With her sister Diane, she set up the Belfast Talent School, which is still attracting scores of youngsters to its drama and dance classes at the Crescent Arts Centre.
"Letting go of that was a huge thing for me, because we had built it up from scratch. I still miss the school," she says.
Deborah still has to pinch herself from time to time to accept that what was originally a hobby has now become a way of life. "I am so so fortunate. I didn't choose this as a path. It chose me."
Her involvement with the Belfast Giants was also more about serendipity than strategy. She says: "I kept meeting the players at special events in Belfast. Everyone always said other ice hockey sides had cheerleaders, so I was eventually tortured into setting up a squad.
"I was a fan anyway and it was a fantastic time, especially because of the Giants' cross-community appeal."
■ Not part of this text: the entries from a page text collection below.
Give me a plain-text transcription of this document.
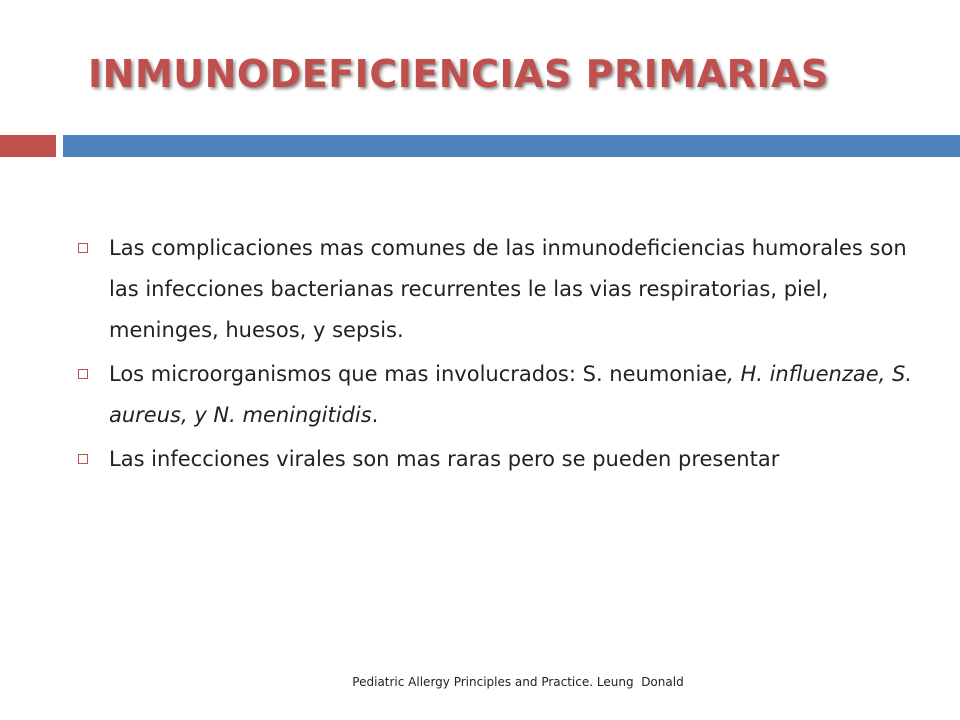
INMUNODEFICIENCIAS PRIMARIAS
Las complicaciones mas comunes de las inmunodeficiencias humorales son las infecciones bacterianas recurrentes le las vias respiratorias, piel, meninges, huesos, y sepsis.
Los microorganismos que mas involucrados: S. neumoniae, H. influenzae, S. aureus, y N. meningitidis.
Las infecciones virales son mas raras pero se pueden presentar
Pediatric Allergy Principles and Practice. Leung  Donald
Deborah won a Pride of Britain award in 2009 for bringing the feelgood factor to sport in Northern Ireland, but she knows she will forever be remembered for THAT video with the Giants. But at the start, the idea didn't cut any ice with the players.
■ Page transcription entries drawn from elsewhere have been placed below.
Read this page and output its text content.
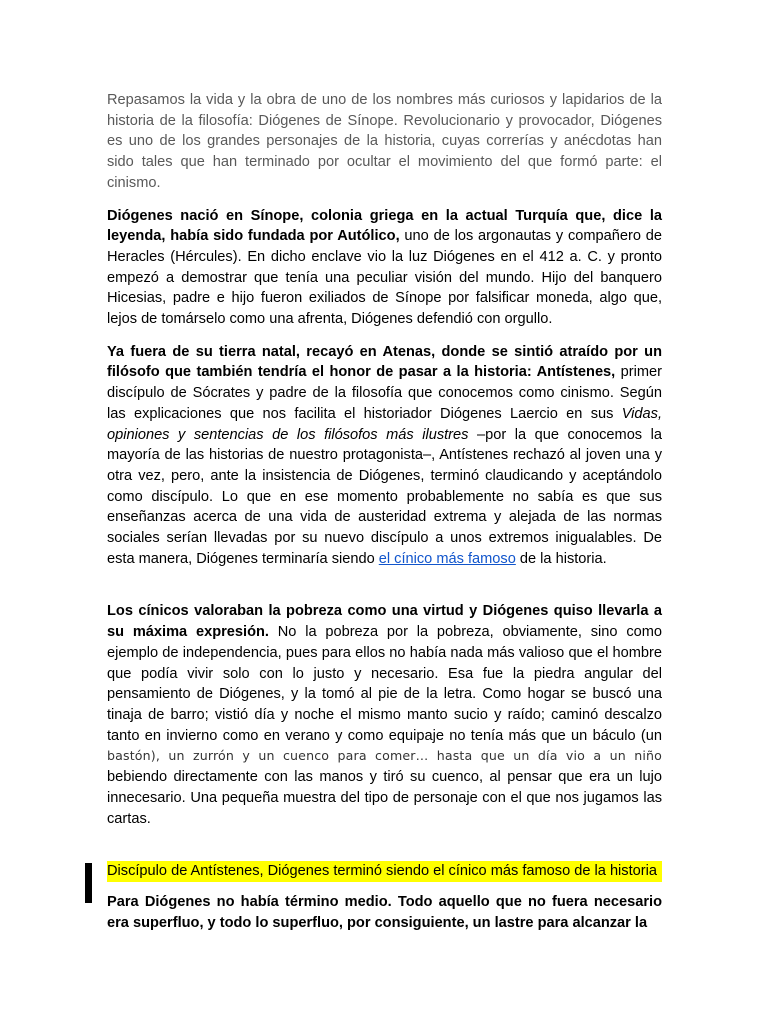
Repasamos la vida y la obra de uno de los nombres más curiosos y lapidarios de la historia de la filosofía: Diógenes de Sínope. Revolucionario y provocador, Diógenes es uno de los grandes personajes de la historia, cuyas correrías y anécdotas han sido tales que han terminado por ocultar el movimiento del que formó parte: el cinismo.

Diógenes nació en Sínope, colonia griega en la actual Turquía que, dice la leyenda, había sido fundada por Autólico, uno de los argonautas y compañero de Heracles (Hércules). En dicho enclave vio la luz Diógenes en el 412 a. C. y pronto empezó a demostrar que tenía una peculiar visión del mundo. Hijo del banquero Hicesias, padre e hijo fueron exiliados de Sínope por falsificar moneda, algo que, lejos de tomárselo como una afrenta, Diógenes defendió con orgullo.

Ya fuera de su tierra natal, recayó en Atenas, donde se sintió atraído por un filósofo que también tendría el honor de pasar a la historia: Antístenes, primer discípulo de Sócrates y padre de la filosofía que conocemos como cinismo. Según las explicaciones que nos facilita el historiador Diógenes Laercio en sus Vidas, opiniones y sentencias de los filósofos más ilustres –por la que conocemos la mayoría de las historias de nuestro protagonista–, Antístenes rechazó al joven una y otra vez, pero, ante la insistencia de Diógenes, terminó claudicando y aceptándolo como discípulo. Lo que en ese momento probablemente no sabía es que sus enseñanzas acerca de una vida de austeridad extrema y alejada de las normas sociales serían llevadas por su nuevo discípulo a unos extremos inigualables. De esta manera, Diógenes terminaría siendo el cínico más famoso de la historia.

Los cínicos valoraban la pobreza como una virtud y Diógenes quiso llevarla a su máxima expresión. No la pobreza por la pobreza, obviamente, sino como ejemplo de independencia, pues para ellos no había nada más valioso que el hombre que podía vivir solo con lo justo y necesario. Esa fue la piedra angular del pensamiento de Diógenes, y la tomó al pie de la letra. Como hogar se buscó una tinaja de barro; vistió día y noche el mismo manto sucio y raído; caminó descalzo tanto en invierno como en verano y como equipaje no tenía más que un báculo (un bastón), un zurrón y un cuenco para comer… hasta que un día vio a un niño bebiendo directamente con las manos y tiró su cuenco, al pensar que era un lujo innecesario. Una pequeña muestra del tipo de personaje con el que nos jugamos las cartas.

Discípulo de Antístenes, Diógenes terminó siendo el cínico más famoso de la historia

Para Diógenes no había término medio. Todo aquello que no fuera necesario era superfluo, y todo lo superfluo, por consiguiente, un lastre para alcanzar la
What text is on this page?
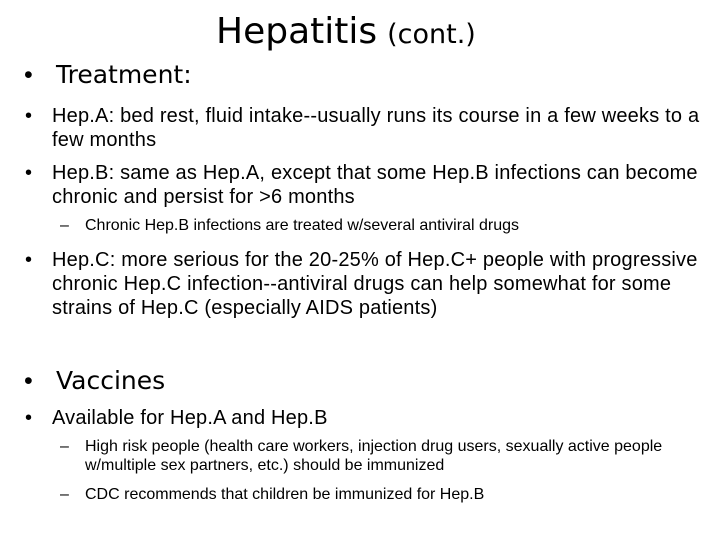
Hepatitis (cont.)
• Treatment:
• Hep.A: bed rest, fluid intake--usually runs its course in a few weeks to a few months
• Hep.B: same as Hep.A, except that some Hep.B infections can become chronic and persist for >6 months
– Chronic Hep.B infections are treated w/several antiviral drugs
• Hep.C: more serious for the 20-25% of Hep.C+ people with progressive chronic Hep.C infection--antiviral drugs can help somewhat for some strains of Hep.C (especially AIDS patients)
• Vaccines
• Available for Hep.A and Hep.B
– High risk people (health care workers, injection drug users, sexually active people w/multiple sex partners, etc.) should be immunized
– CDC recommends that children be immunized for Hep.B
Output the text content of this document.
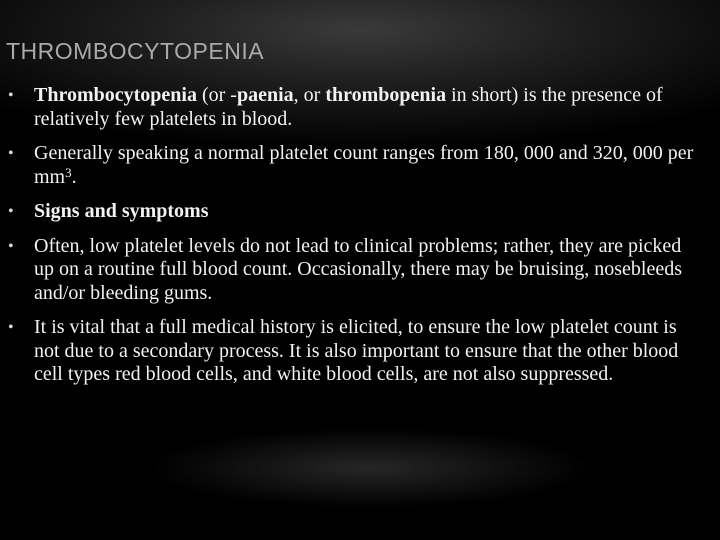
THROMBOCYTOPENIA
• Thrombocytopenia (or -paenia, or thrombopenia in short) is the presence of relatively few platelets in blood.
• Generally speaking a normal platelet count ranges from 180, 000 and 320, 000 per $mm^3$.
• Signs and symptoms
• Often, low platelet levels do not lead to clinical problems; rather, they are picked up on a routine full blood count. Occasionally, there may be bruising, nosebleeds and/or bleeding gums.
• It is vital that a full medical history is elicited, to ensure the low platelet count is not due to a secondary process. It is also important to ensure that the other blood cell types red blood cells, and white blood cells, are not also suppressed.
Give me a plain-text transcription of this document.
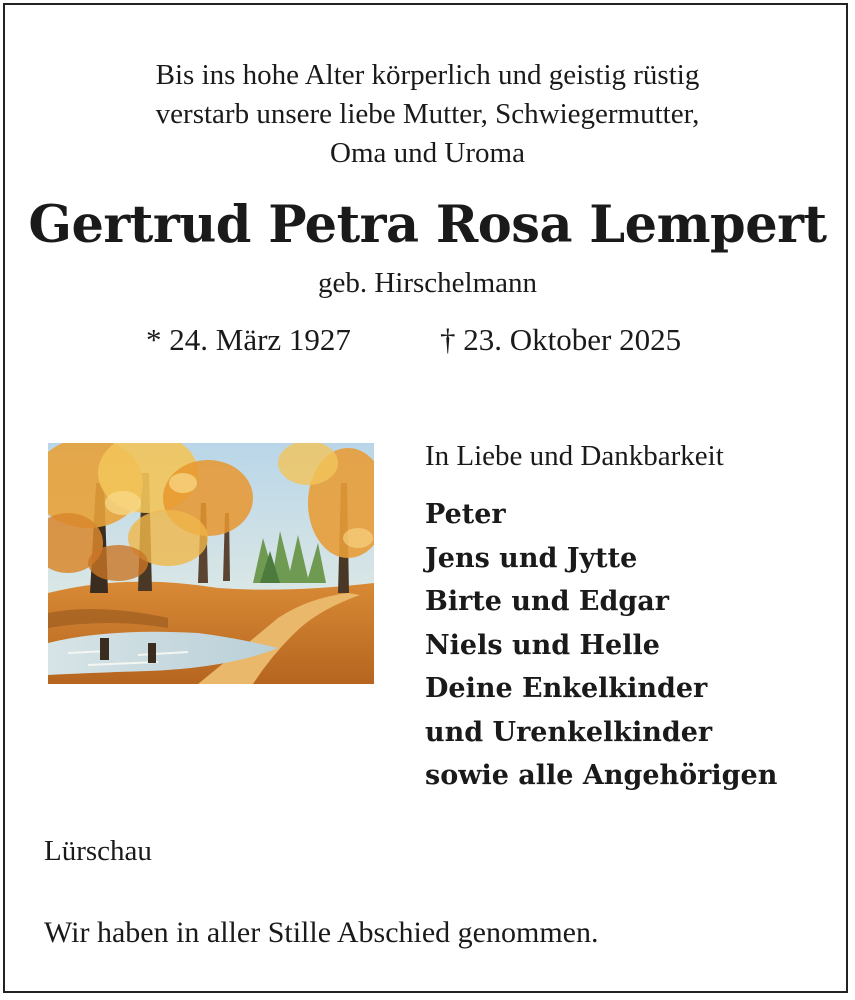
Bis ins hohe Alter körperlich und geistig rüstig
verstarb unsere liebe Mutter, Schwiegermutter,
Oma und Uroma
Gertrud Petra Rosa Lempert
geb. Hirschelmann
* 24. März 1927	† 23. Oktober 2025
In Liebe und Dankbarkeit
Peter
Jens und Jytte
Birte und Edgar
Niels und Helle
Deine Enkelkinder
und Urenkelkinder
sowie alle Angehörigen
Lürschau
Wir haben in aller Stille Abschied genommen.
"When I went into the locker room and said I wanted them to lip-sync to the Mariah Carey song All I Want For Christmas Is You and dance along, it was like tumbleweed. But then one of the players jumped up and said that he would do it," she says.
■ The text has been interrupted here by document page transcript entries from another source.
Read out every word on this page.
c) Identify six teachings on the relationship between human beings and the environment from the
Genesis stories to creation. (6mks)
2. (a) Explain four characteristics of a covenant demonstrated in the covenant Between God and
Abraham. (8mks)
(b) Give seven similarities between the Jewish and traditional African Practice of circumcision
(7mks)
That volunteer is now Deborah's husband, Tim Cook, who had played defence for a number of teams in Florida Texas and Michigan before joining the Giants.
Deborah says: "I had never spoken to Tim before the video was made but after it became a massive hit on YouTube, he and I did lots of interviews together for TV and radio stations all over the world.
"There was no romance, however. But as ever, fate took a hand in my life and it turned out that he and another Giant were on the same flight to Amsterdam as my sister and me just before Christmas.
"We thought they were planning a very different break in Amsterdam from us and I didn't expect to run into them in somewhere like Anne Frank's house. But they were keen to see the museums and the galleries and we spent a lot of time together.
"When we came home, Tim and I went out together but he had to return to the States. We still saw each other when we could and when he was over here he proposed to me as we walked to my parents' home in the dark, with Tim carrying two big containers of milk.
"He got down on his knee on the street where I lived and in an instant, I said I would marry him."
Tim, who gained a master's degree in business here, has now called time-out on his playing career, but he hasn't given up on ice hockey completely, as he works with the New York Islanders NHL side on their corporate and marketing team.
A homebird she may be but Deborah never had any doubts about flying the coop to the States. "The opportunities for Tim are better there and people thought that would be the case for me too, but I love coming home and I love the work that I get to do here.
"The travelling back and forth may sound tough, but with direct flights between Belfast and New York it's not that hard in reality."
Deborah admits, however, that if Broadway came knocking at her door she would answer with a yes.
"But I'm not rapidly photocopying what they call my resumes and sending them out to all the important people," she says.
"So, if it happens, it happens."
In recent times, a number of Northern Ireland productions have transferred with critical acclaim to New York. "So you never know – a show I choreograph here could take me over there anyway," she says.
Deborah and Tim recently bought a new house in Bloomfield in New Jersey which is just 15 minutes away from New York City.
The proximity of Broadway is a big bonus for Deborah, who goes to as many shows there as she can.
"It's inspiring to watch them. And I'm always trying to take in as much I can from the productions."
Deborah reckons she was born "in the lucky corner" and she adds: "Tim really is the best person and we have a great life in Bloomfield, where I get to swan about going to lunches like one of those women you see on the TV."